We also should not think that democracy can only flourish in a capitalist economy or a whole package of privatization and all that. Of course democracy needs the discipline of the market but equally market needs the discipline of democracy because market has its own casualties, deep inequalities, inequities. And, therefore, what we need to do is while making sure that no government uses public resources as a kind of largesse to give away which we tended to do very often when we subsidise almost everything in our own country, while recognizing that the government must be subject to the discipline of the market, we must also recognize that the market should be constantly subjected to the discipline of democracy.


If one looks at how democracy can be nurtured, the important thing is to make sure that educational and other institutions are able to flourish, where societies need help, that help should be provided. If you look at the ways societies tend to collapse having started well in democracy, steady rate of economic growth or economic development is a very important factor. Poverty by itself does not undermine democracy.


I don’t know any country in which just because there was poverty, people said we don’t want democracy. On the contrary, the poor are keen on democracy. In our own country, the voting rate amongst the poor and the underprivileged is higher. What eliminates them from democracy is when poverty is seen to be unjust or avoidable or permanent. And that happens when government follows policies which are disastrous, which have no hope of success and we simply end up creating greater inequality.


It is worth bearing in mind that since economic development is quite important, the West, the rich countries of the West, if they are really serious about promoting democracy, they must commit themselves to global justice and fair terms of trade so that repressive societies making transition to democracy are able to export and import, and engage in trade on equal terms.

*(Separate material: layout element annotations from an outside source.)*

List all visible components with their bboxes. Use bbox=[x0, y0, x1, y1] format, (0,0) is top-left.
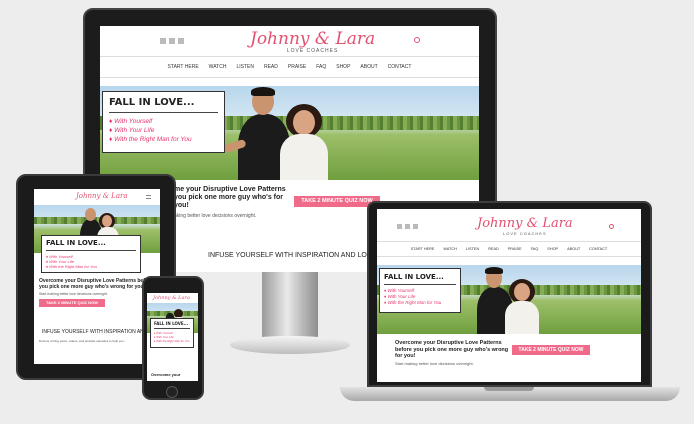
nav-praise[interactable]: PRAISE bbox=[508, 247, 522, 251]
logo-tagline: LOVE COACHES bbox=[503, 231, 547, 236]
hero-woman-head bbox=[102, 215, 112, 227]
hero-man-head bbox=[85, 208, 96, 221]
cta-headline: Overcome your bbox=[151, 372, 181, 377]
hero-banner: FALL IN LOVE... ♦ With Yourself ♦ With Y… bbox=[377, 265, 641, 334]
hero-item-label: With the Right Man for You bbox=[387, 300, 442, 305]
hero-item-label: With Your Life bbox=[114, 127, 155, 134]
hero-title: FALL IN LOVE... bbox=[46, 239, 106, 247]
hero-item-label: With the Right Man for You bbox=[49, 264, 97, 269]
nav-about[interactable]: ABOUT bbox=[360, 64, 377, 70]
hero-man-hair bbox=[251, 87, 275, 96]
hero-list: ♦ With Yourself ♦ With Your Life ♦ With … bbox=[154, 331, 190, 343]
nav-start-here[interactable]: START HERE bbox=[168, 64, 199, 70]
hero-item: ♦ With the Right Man for You bbox=[46, 264, 97, 269]
hero-list: ♦ With Yourself ♦ With Your Life ♦ With … bbox=[46, 254, 136, 269]
google-plus-icon[interactable] bbox=[413, 224, 418, 229]
hero-item: ♦ With Yourself bbox=[109, 118, 153, 125]
main-nav: START HERE WATCH LISTEN READ PRAISE FAQ … bbox=[100, 56, 479, 78]
google-plus-icon[interactable] bbox=[178, 38, 184, 44]
logo-text: Johnny & Lara bbox=[477, 216, 573, 231]
cta-headline: Overcome your Disruptive Love Patterns b… bbox=[39, 278, 153, 290]
hero-item: ♦ With the Right Man for You bbox=[154, 339, 190, 343]
monitor-base bbox=[230, 336, 350, 354]
nav-contact[interactable]: CONTACT bbox=[388, 64, 412, 70]
site-logo[interactable]: Johnny & Lara LOVE COACHES bbox=[477, 216, 573, 237]
cta-headline: Overcome your Disruptive Love Patterns b… bbox=[395, 340, 509, 359]
cta-subtext: aking better love decisions overnight. bbox=[174, 213, 257, 219]
nav-start-here[interactable]: START HERE bbox=[411, 247, 435, 251]
nav-listen[interactable]: LISTEN bbox=[466, 247, 479, 251]
hero-list: ♦ With Yourself ♦ With Your Life ♦ With … bbox=[384, 288, 456, 306]
site-logo[interactable]: Johnny & Lara bbox=[153, 295, 190, 301]
hero-title: FALL IN LOVE... bbox=[154, 321, 189, 326]
quiz-button[interactable]: TAKE 2 MINUTE QUIZ NOW bbox=[512, 345, 590, 355]
facebook-icon[interactable] bbox=[397, 224, 402, 229]
nav-contact[interactable]: CONTACT bbox=[589, 247, 607, 251]
nav-faq[interactable]: FAQ bbox=[316, 64, 326, 70]
nav-read[interactable]: READ bbox=[488, 247, 499, 251]
nav-faq[interactable]: FAQ bbox=[531, 247, 539, 251]
nav-about[interactable]: ABOUT bbox=[567, 247, 580, 251]
section-title: INFUSE YOURSELF WITH INSPIRATION AND LOV… bbox=[208, 252, 377, 259]
quiz-button[interactable]: TAKE 2 MINUTE QUIZ NOW bbox=[39, 299, 105, 307]
logo-text: Johnny & Lara bbox=[153, 295, 190, 301]
hero-woman-head bbox=[514, 283, 530, 301]
nav-shop[interactable]: SHOP bbox=[547, 247, 558, 251]
hero-item: ♦ With Your Life bbox=[109, 127, 155, 134]
logo-text: Johnny & Lara bbox=[76, 192, 128, 200]
laptop-site: Johnny & Lara LOVE COACHES START HERE WA… bbox=[377, 209, 641, 382]
site-logo[interactable]: Johnny & Lara LOVE COACHES bbox=[250, 30, 375, 54]
social-icons bbox=[397, 224, 418, 229]
laptop-notch bbox=[484, 387, 534, 391]
hero-title: FALL IN LOVE... bbox=[384, 273, 444, 281]
hero-item-label: With Yourself bbox=[114, 118, 153, 125]
section-title: INFUSE YOURSELF WITH INSPIRATION AND LO bbox=[42, 329, 156, 335]
hero-man-hair bbox=[485, 267, 503, 274]
section-subtext: Dozens of blog posts, videos, and podcas… bbox=[39, 339, 127, 343]
hero-list: ♦ With Yourself ♦ With Your Life ♦ With … bbox=[109, 117, 218, 144]
hero-woman-body bbox=[280, 134, 328, 180]
hero-item-label: With the Right Man for You bbox=[114, 136, 192, 143]
hero-divider bbox=[109, 112, 218, 113]
hero-fall-box: FALL IN LOVE... ♦ With Yourself ♦ With Y… bbox=[102, 91, 225, 153]
hero-item-label: With Your Life bbox=[387, 294, 416, 299]
nav-read[interactable]: READ bbox=[264, 64, 278, 70]
hero-divider bbox=[154, 328, 190, 329]
nav-praise[interactable]: PRAISE bbox=[288, 64, 306, 70]
social-icons bbox=[160, 38, 184, 44]
hero-item: ♦ With the Right Man for You bbox=[384, 300, 442, 305]
nav-listen[interactable]: LISTEN bbox=[236, 64, 254, 70]
cta-subtext: Start making better love decisions overn… bbox=[39, 292, 108, 296]
hero-fall-box: FALL IN LOVE... ♦ With Yourself ♦ With Y… bbox=[379, 268, 461, 313]
search-icon[interactable] bbox=[414, 37, 420, 43]
nav-watch[interactable]: WATCH bbox=[209, 64, 227, 70]
hero-divider bbox=[46, 250, 136, 251]
hero-woman-head bbox=[293, 110, 315, 135]
hero-woman-body bbox=[505, 301, 539, 334]
hero-fall-box: FALL IN LOVE... ♦ With Yourself ♦ With Y… bbox=[150, 318, 194, 348]
menu-icon[interactable] bbox=[146, 195, 151, 199]
hero-item-label: With Yourself bbox=[387, 288, 414, 293]
facebook-icon[interactable] bbox=[160, 38, 166, 44]
cta-headline: me your Disruptive Love Patterns you pic… bbox=[174, 186, 286, 209]
monitor-stand bbox=[262, 268, 318, 338]
hero-item: ♦ With the Right Man for You bbox=[109, 136, 192, 143]
phone-home-button[interactable] bbox=[166, 386, 178, 398]
nav-watch[interactable]: WATCH bbox=[443, 247, 457, 251]
cta-subtext: Start making better love decisions overn… bbox=[395, 361, 474, 366]
hero-fall-box: FALL IN LOVE... ♦ With Yourself ♦ With Y… bbox=[41, 235, 141, 273]
hero-title: FALL IN LOVE... bbox=[109, 97, 195, 108]
nav-shop[interactable]: SHOP bbox=[336, 64, 350, 70]
search-icon[interactable] bbox=[609, 224, 614, 229]
hero-item-label: With the Right Man for You bbox=[156, 339, 190, 343]
phone-site: Johnny & Lara FALL IN LOVE... ♦ With You… bbox=[147, 293, 198, 381]
hero-banner: FALL IN LOVE... ♦ With Yourself ♦ With Y… bbox=[100, 86, 479, 180]
main-nav: START HERE WATCH LISTEN READ PRAISE FAQ … bbox=[377, 241, 641, 257]
hero-divider bbox=[384, 284, 456, 285]
youtube-icon[interactable] bbox=[169, 38, 175, 44]
youtube-icon[interactable] bbox=[405, 224, 410, 229]
logo-text: Johnny & Lara bbox=[250, 29, 376, 49]
site-logo[interactable]: Johnny & Lara bbox=[76, 192, 128, 200]
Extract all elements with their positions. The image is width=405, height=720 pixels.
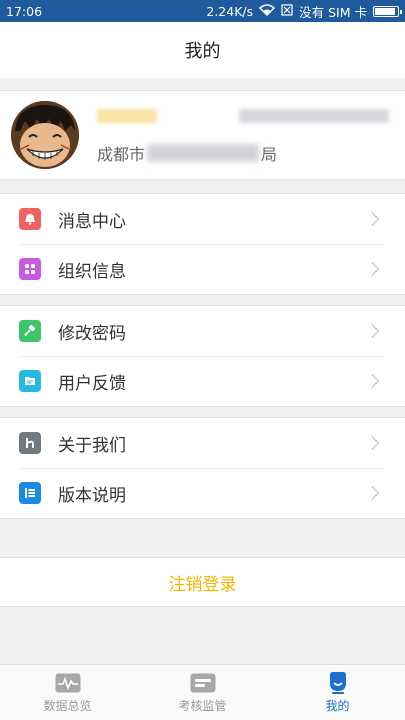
menu-item-user-feedback[interactable]: 用户反馈: [0, 356, 405, 406]
org-prefix: 成都市: [97, 145, 146, 164]
menu-item-message-center[interactable]: 消息中心: [0, 194, 405, 244]
menu-item-about-us[interactable]: 关于我们: [0, 418, 405, 468]
status-time: 17:06: [6, 3, 43, 19]
bottom-tab-bar: 数据总览 考核监管 我的: [0, 664, 405, 720]
grid-icon: [19, 258, 41, 280]
list-icon: [19, 482, 41, 504]
menu-group-1: 消息中心 组织信息: [0, 193, 405, 295]
tab-label: 我的: [325, 698, 350, 713]
tab-label: 考核监管: [178, 698, 227, 713]
menu-group-2: 修改密码 用户反馈: [0, 305, 405, 407]
redacted-name-block: [97, 109, 157, 123]
chevron-right-icon: [364, 435, 380, 451]
chevron-right-icon: [364, 323, 380, 339]
profile-card[interactable]: 成都市 局: [0, 90, 405, 180]
chevron-right-icon: [364, 485, 380, 501]
tab-assessment-supervision[interactable]: 考核监管: [135, 665, 270, 720]
menu-item-label: 修改密码: [58, 323, 126, 344]
redacted-id-block: [239, 109, 389, 123]
menu-item-org-info[interactable]: 组织信息: [0, 244, 405, 294]
menu-group-3: 关于我们 版本说明: [0, 417, 405, 519]
redacted-org-block: [147, 144, 260, 162]
hammer-icon: [19, 320, 41, 342]
status-bar: 17:06 2.24K/s 没有 SIM 卡: [0, 0, 405, 22]
org-name: 成都市 局: [97, 141, 405, 165]
sim-status: 没有 SIM 卡: [299, 4, 367, 20]
tab-mine[interactable]: 我的: [270, 665, 405, 720]
chevron-right-icon: [364, 261, 380, 277]
pulse-icon: [55, 672, 81, 694]
battery-icon: [373, 5, 402, 17]
avatar[interactable]: [11, 101, 79, 169]
bell-icon: [19, 208, 41, 230]
feedback-icon: [19, 370, 41, 392]
org-suffix: 局: [261, 145, 278, 164]
chevron-right-icon: [364, 211, 380, 227]
h-icon: [19, 432, 41, 454]
menu-item-label: 关于我们: [58, 435, 126, 456]
network-speed: 2.24K/s: [206, 3, 254, 19]
menu-item-change-password[interactable]: 修改密码: [0, 306, 405, 356]
menu-item-label: 消息中心: [58, 211, 126, 232]
logout-label: 注销登录: [168, 574, 237, 595]
tab-data-overview[interactable]: 数据总览: [0, 665, 135, 720]
menu-item-version-notes[interactable]: 版本说明: [0, 468, 405, 518]
wifi-icon: [259, 3, 276, 19]
person-icon: [325, 671, 351, 694]
tab-label: 数据总览: [43, 698, 92, 713]
chevron-right-icon: [364, 373, 380, 389]
nav-bar: 我的: [0, 22, 405, 78]
logout-button[interactable]: 注销登录: [0, 557, 405, 607]
page-title: 我的: [184, 41, 221, 62]
menu-item-label: 用户反馈: [58, 373, 126, 394]
menu-item-label: 组织信息: [58, 261, 126, 282]
sim-slot-icon: [281, 3, 293, 19]
menu-item-label: 版本说明: [58, 485, 126, 506]
card-icon: [190, 672, 216, 694]
redacted-user-name: [97, 105, 405, 127]
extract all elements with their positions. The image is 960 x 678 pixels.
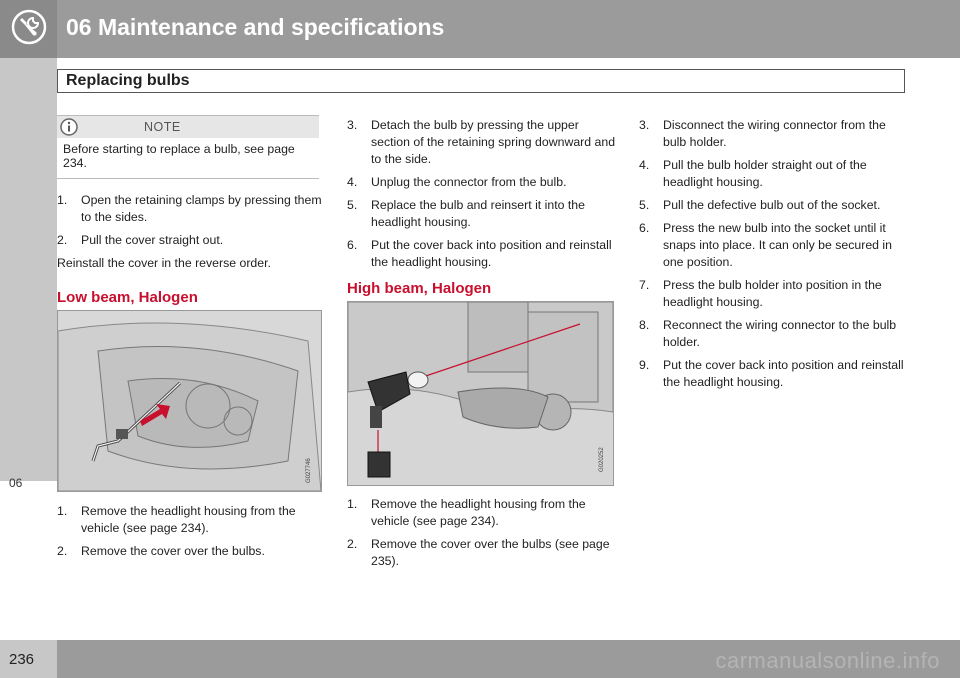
list-item: 2. Remove the cover over the bulbs (see p… — [347, 536, 617, 570]
step-text: Reconnect the wiring connector to the bu… — [663, 318, 897, 349]
step-text: Detach the bulb by pressing the upper se… — [371, 118, 616, 166]
step-text: Pull the defective bulb out of the socke… — [663, 198, 881, 212]
step-text: Replace the bulb and reinsert it into th… — [371, 198, 585, 229]
step-text: Open the retaining clamps by pressing th… — [81, 193, 322, 224]
side-tab-label: 06 — [9, 476, 23, 490]
step-text: Disconnect the wiring connector from the… — [663, 118, 886, 149]
step-number: 7. — [639, 278, 650, 292]
list-item: 5. Replace the bulb and reinsert it into … — [347, 197, 617, 231]
section-title: Replacing bulbs — [66, 72, 190, 89]
page-footer: 236 carmanualsonline.info — [0, 640, 960, 678]
note-box: NOTE Before starting to replace a bulb, … — [57, 115, 319, 179]
step-number: 5. — [347, 198, 358, 212]
step-number: 3. — [639, 118, 650, 132]
step-text: Pull the cover straight out. — [81, 233, 224, 247]
chapter-title: 06 Maintenance and specifications — [66, 14, 445, 40]
low-beam-steps-continued: 3. Detach the bulb by pressing the upper … — [347, 117, 617, 271]
column-1-intro: 1. Open the retaining clamps by pressing … — [57, 192, 327, 272]
column-2-high-beam-steps: 1. Remove the headlight housing from the … — [347, 496, 617, 576]
high-beam-illustration: G020252 — [347, 301, 614, 486]
cover-steps: 1. Open the retaining clamps by pressing … — [57, 192, 327, 249]
high-beam-heading: High beam, Halogen — [347, 280, 492, 297]
page-number: 236 — [9, 651, 35, 668]
step-text: Remove the cover over the bulbs (see pag… — [371, 537, 610, 568]
step-number: 6. — [347, 238, 358, 252]
step-number: 2. — [57, 233, 68, 247]
note-text: Before starting to replace a bulb, see p… — [63, 142, 295, 170]
step-number: 3. — [347, 118, 358, 132]
info-icon — [60, 118, 78, 136]
step-text: Press the new bulb into the socket until… — [663, 221, 892, 269]
list-item: 7. Press the bulb holder into position in… — [639, 277, 909, 311]
step-text: Pull the bulb holder straight out of the… — [663, 158, 867, 189]
list-item: 8. Reconnect the wiring connector to the … — [639, 317, 909, 351]
step-text: Press the bulb holder into position in t… — [663, 278, 882, 309]
low-beam-heading: Low beam, Halogen — [57, 289, 198, 306]
step-text: Remove the headlight housing from the ve… — [371, 497, 586, 528]
chapter-header: 06 Maintenance and specifications — [0, 0, 960, 58]
section-title-box: Replacing bulbs — [57, 69, 905, 93]
step-number: 1. — [57, 504, 68, 518]
wrench-gear-icon — [11, 9, 47, 45]
step-number: 2. — [57, 544, 68, 558]
step-text: Remove the cover over the bulbs. — [81, 544, 265, 558]
headlight-high-beam-drawing — [348, 302, 613, 485]
list-item: 2. Remove the cover over the bulbs. — [57, 543, 327, 560]
low-beam-steps: 1. Remove the headlight housing from the … — [57, 503, 327, 560]
step-number: 6. — [639, 221, 650, 235]
list-item: 9. Put the cover back into position and r… — [639, 357, 909, 391]
high-beam-steps-continued: 3. Disconnect the wiring connector from t… — [639, 117, 909, 391]
list-item: 1. Remove the headlight housing from the … — [57, 503, 327, 537]
step-text: Remove the headlight housing from the ve… — [81, 504, 296, 535]
step-number: 5. — [639, 198, 650, 212]
list-item: 1. Remove the headlight housing from the … — [347, 496, 617, 530]
note-label: NOTE — [144, 120, 181, 134]
list-item: 6. Press the new bulb into the socket unt… — [639, 220, 909, 271]
list-item: 1. Open the retaining clamps by pressing … — [57, 192, 327, 226]
column-2-steps: 3. Detach the bulb by pressing the upper … — [347, 117, 617, 277]
watermark: carmanualsonline.info — [715, 648, 940, 673]
list-item: 3. Disconnect the wiring connector from t… — [639, 117, 909, 151]
step-text: Put the cover back into position and rei… — [371, 238, 612, 269]
reinstall-text: Reinstall the cover in the reverse order… — [57, 256, 271, 270]
list-item: 2. Pull the cover straight out. — [57, 232, 327, 249]
step-text: Put the cover back into position and rei… — [663, 358, 904, 389]
step-number: 2. — [347, 537, 358, 551]
low-beam-illustration: G027746 — [57, 310, 322, 492]
step-number: 4. — [639, 158, 650, 172]
figure-code: G020252 — [599, 447, 605, 472]
headlight-low-beam-drawing — [58, 311, 321, 491]
page-number-box: 236 — [0, 640, 57, 678]
step-number: 8. — [639, 318, 650, 332]
list-item: 4. Unplug the connector from the bulb. — [347, 174, 617, 191]
note-header: NOTE — [57, 116, 319, 138]
high-beam-steps: 1. Remove the headlight housing from the … — [347, 496, 617, 570]
list-item: 3. Detach the bulb by pressing the upper … — [347, 117, 617, 168]
chapter-side-tab: 06 — [0, 58, 57, 490]
step-text: Unplug the connector from the bulb. — [371, 175, 567, 189]
column-1-low-beam-steps: 1. Remove the headlight housing from the … — [57, 503, 327, 566]
column-3-steps: 3. Disconnect the wiring connector from t… — [639, 117, 909, 397]
step-number: 4. — [347, 175, 358, 189]
step-number: 9. — [639, 358, 650, 372]
figure-code: G027746 — [306, 458, 312, 483]
chapter-icon-box — [0, 0, 57, 58]
list-item: 5. Pull the defective bulb out of the soc… — [639, 197, 909, 214]
list-item: 6. Put the cover back into position and r… — [347, 237, 617, 271]
step-number: 1. — [347, 497, 358, 511]
list-item: 4. Pull the bulb holder straight out of t… — [639, 157, 909, 191]
step-number: 1. — [57, 193, 68, 207]
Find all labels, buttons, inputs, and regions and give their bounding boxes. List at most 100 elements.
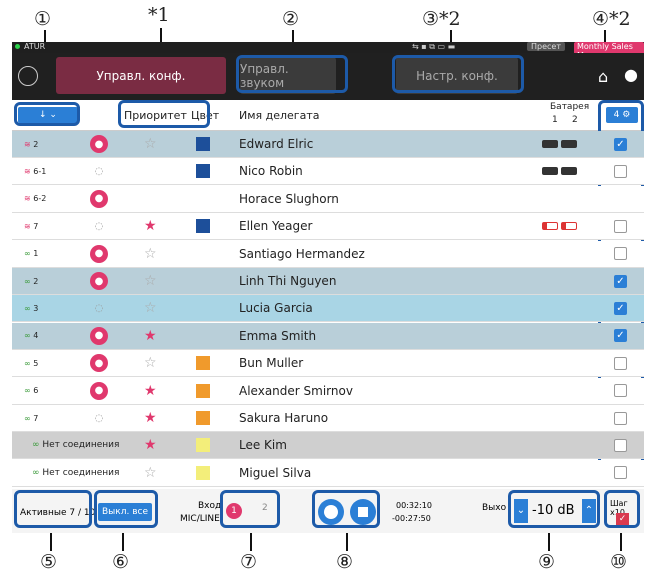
color-swatch[interactable] [196, 383, 210, 398]
priority-star-icon[interactable]: ★ [144, 328, 157, 344]
table-row[interactable]: ≋ 2 ● ☆ Edward Elric ✓ [12, 131, 644, 158]
priority-star-icon[interactable]: ★ [144, 437, 157, 453]
delegate-name: Nico Robin [239, 164, 303, 179]
mic-off-icon[interactable]: ◌ [90, 217, 108, 235]
priority-star-icon[interactable]: ☆ [144, 465, 157, 481]
priority-star-icon[interactable]: ☆ [144, 273, 157, 289]
battery-2-icon [561, 140, 577, 148]
table-row[interactable]: ∞ 2 ● ☆ Linh Thi Nguyen ✓ [12, 268, 644, 295]
delegate-name: Edward Elric [239, 137, 314, 151]
select-checkbox[interactable]: ✓ [614, 137, 627, 151]
table-row[interactable]: ≋ 6-2 ● Horace Slughorn [12, 185, 644, 213]
preset-label: Пресет [527, 42, 565, 51]
disconnect-label: Нет соединения [42, 467, 120, 478]
mic-on-icon[interactable]: ● [90, 244, 108, 263]
delegate-name: Sakura Haruno [239, 411, 329, 425]
mic-on-icon[interactable]: ● [90, 135, 108, 153]
seat-id: 2 [33, 276, 39, 286]
callout-2: ② [282, 8, 300, 30]
delegate-name: Lucia Garcia [239, 301, 313, 316]
delegate-name: Alexander Smirnov [239, 383, 353, 398]
priority-star-icon[interactable]: ★ [144, 410, 157, 426]
tab-conference-label: Управл. конф. [96, 68, 186, 83]
select-checkbox[interactable] [614, 411, 627, 425]
table-row[interactable]: ∞ Нет соединения ★ Lee Kim [12, 432, 644, 460]
delegate-name: Lee Kim [239, 438, 287, 453]
highlight-mute-all [94, 490, 158, 528]
priority-star-icon[interactable]: ☆ [144, 300, 157, 316]
table-row[interactable]: ≋ 7 ◌ ★ Ellen Yeager [12, 213, 644, 241]
select-checkbox[interactable] [614, 164, 627, 178]
source-icon: ∞ [24, 358, 31, 368]
user-icon[interactable]: ● [624, 65, 638, 84]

I think the issue comes in that the danger of democratization becoming a neo-imperialist or whatever kind of project is real but the answer to this is to see the creation of democracy all over the world is a common, human project, not something that one enlightened country passing it onto the rest of the world. Why can financially large companies sway elections or why you can’t even be a candidate unless you have got 100 million dollars in your pocket? I don’t know any country where people have a right to decide whether they should go to war or not.


In other words, all societies need to democratize themselves, some more than others. Rather than approach the question in a spirit of arrogance, moral arrogance and spiritual righteousness, what we should say is creating democracy is a global, human project. We are all collectively involved in it. We all have to change in different directions and if we commit ourselves to a program of global justice, then I think this western project would be taken far more seriously and would have far grater chances of success that I fear is likely to be the case. Thank you.